Seu pai tinha formação escolar?
Não.
Ele era de uma família que morava numa região de tradição agrícola, a leste de
Beirute, onde toda a família se dedicava a atividades rurais. Meu pai foi o
primeiro a se desgarrar, indo morar
Mas ele se preocupava com a educação dos filhos, não?
O
sonho dele é que os filhos pudessem estudar na França, um ambiente cultural com
o qual seus primos tinham convivido. Quando ele veio para o Brasil, o navio
parou em Gênova, na Itália, e não
Quando
é que o senhor decidiu ir para a universidade?
Foi
durante o curso secundário, influenciado por professores formados na primeira
fase da Faculdade de Filosofia, Ciências e Letras da USP. Alguns deles foram
dar aula em Caçapava e eu pude sentir a diferença entre a formação desses
professores e a dos mais velhos. Percebi a importância de uma boa formação,
sobretudo na pessoa de um professor de história que estimo até hoje. Ele se
chamava Hilton Friedericci, e ensinava uma história
muito ligada à geografia humana, relacionada ao ambiente onde se desenvolviam
os processos históricos. Em compensação, os professores de física, química e
matemática não tinham boa formação ou não tinham didática.

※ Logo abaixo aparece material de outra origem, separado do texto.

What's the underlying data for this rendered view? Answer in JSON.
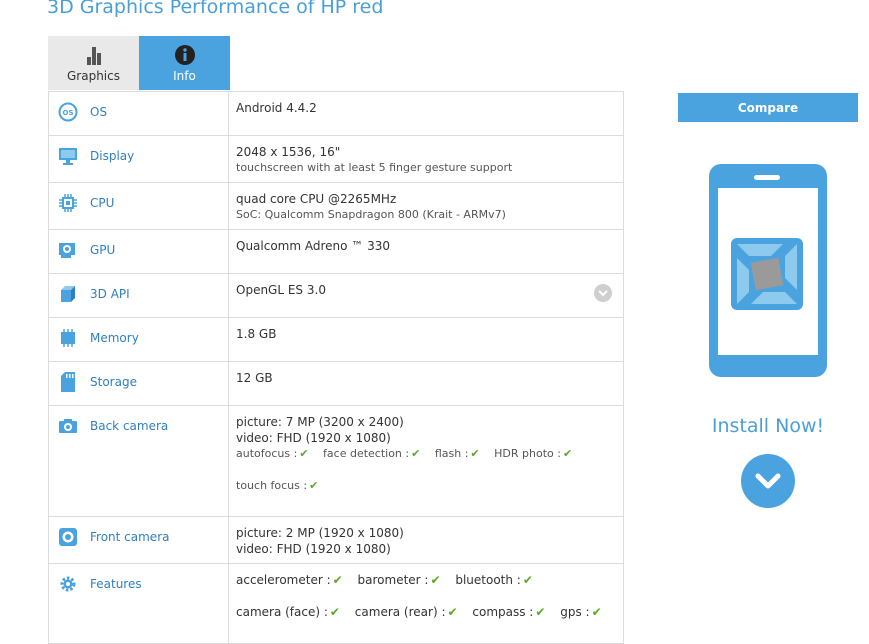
{
  "page": {
    "title": "3D Graphics Performance of HP red"
  },
  "tabs": [
    {
      "label": "Graphics",
      "icon": "bar-chart-icon",
      "active": false
    },
    {
      "label": "Info",
      "icon": "info-icon",
      "active": true
    }
  ],
  "specs": {
    "os": {
      "label": "OS",
      "icon": "os-icon",
      "value": "Android 4.4.2"
    },
    "display": {
      "label": "Display",
      "icon": "monitor-icon",
      "value": "2048 x 1536, 16\"",
      "sub": "touchscreen with at least 5 finger gesture support"
    },
    "cpu": {
      "label": "CPU",
      "icon": "cpu-chip-icon",
      "value": "quad core CPU @2265MHz",
      "sub": "SoC: Qualcomm Snapdragon 800 (Krait - ARMv7)"
    },
    "gpu": {
      "label": "GPU",
      "icon": "gpu-card-icon",
      "value": "Qualcomm Adreno ™ 330"
    },
    "api": {
      "label": "3D API",
      "icon": "cube-icon",
      "value": "OpenGL ES 3.0"
    },
    "memory": {
      "label": "Memory",
      "icon": "memory-chip-icon",
      "value": "1.8 GB"
    },
    "storage": {
      "label": "Storage",
      "icon": "sd-card-icon",
      "value": "12 GB"
    },
    "back_camera": {
      "label": "Back camera",
      "icon": "camera-icon",
      "picture": "picture: 7 MP (3200 x 2400)",
      "video": "video: FHD (1920 x 1080)",
      "features": [
        "autofocus :",
        "face detection :",
        "flash :",
        "HDR photo :"
      ],
      "extra": "touch focus :"
    },
    "front_camera": {
      "label": "Front camera",
      "icon": "front-camera-icon",
      "picture": "picture: 2 MP (1920 x 1080)",
      "video": "video: FHD (1920 x 1080)"
    },
    "features": {
      "label": "Features",
      "icon": "gear-icon",
      "row1": [
        "accelerometer :",
        "barometer :",
        "bluetooth :"
      ],
      "row2": [
        "camera (face) :",
        "camera (rear) :",
        "compass :",
        "gps :"
      ]
    }
  },
  "sidebar": {
    "compare_label": "Compare",
    "install_label": "Install Now!"
  },
  "colors": {
    "accent": "#4aa3df",
    "check": "#5aa826",
    "label": "#2f7fc0"
  }
}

Os professores de história natural eram melhores. Gostava de física, apesar de
considerar minha formação muito ruim. Parti então para o que eu gostava mais:
história e geografia.
Com quantos anos o senhor entrou na faculdade?
Naquele
tempo estava havendo uma mudança no ensino secundário. Eu havia feito apenas
até o quinto ano, mas podia prestar o exame direto, sem fazer o Colégio
Universitário, uma espécie de ponte entre o secundário e a universidade. Eu não
tinha condições de enfrentar um exame cujos concorrentes tinham mais dois anos
de estudos no Colégio Universitário, onde muitos professores eram da própria
universidade ou ex-alunos recém-formados. Mas eu passei, acho que por causa de
desenho, e com isso ganhei dois anos. Entrei na faculdade com 18 anos. Os
exames eram muito difíceis. Para história e geografia, exigiam-se conhecimentos
de história antiga e medieval, história contemporânea, história do Brasil,
geografia do Brasil, geografia humana, geografia física, elementos de
sociologia e desenho. Me saí mais ou menos bem em
algumas dessas matérias. Não tinha conhecimento suficiente para ir bem em todas. Eu não viajava, estava circunscrito à área
do Vale do Paraíba. Conhecia apenas Caçapava, Guaratinguetá e São Paulo. Fiz
também uma viagem a Santos, quando vi o mar pela segunda vez. A primeira foi
quando nos mudamos de São Luís do Paraitinga para
Caçapava. Meu pai arrumou para descermos até Ubatuba, em despedida a São Luís.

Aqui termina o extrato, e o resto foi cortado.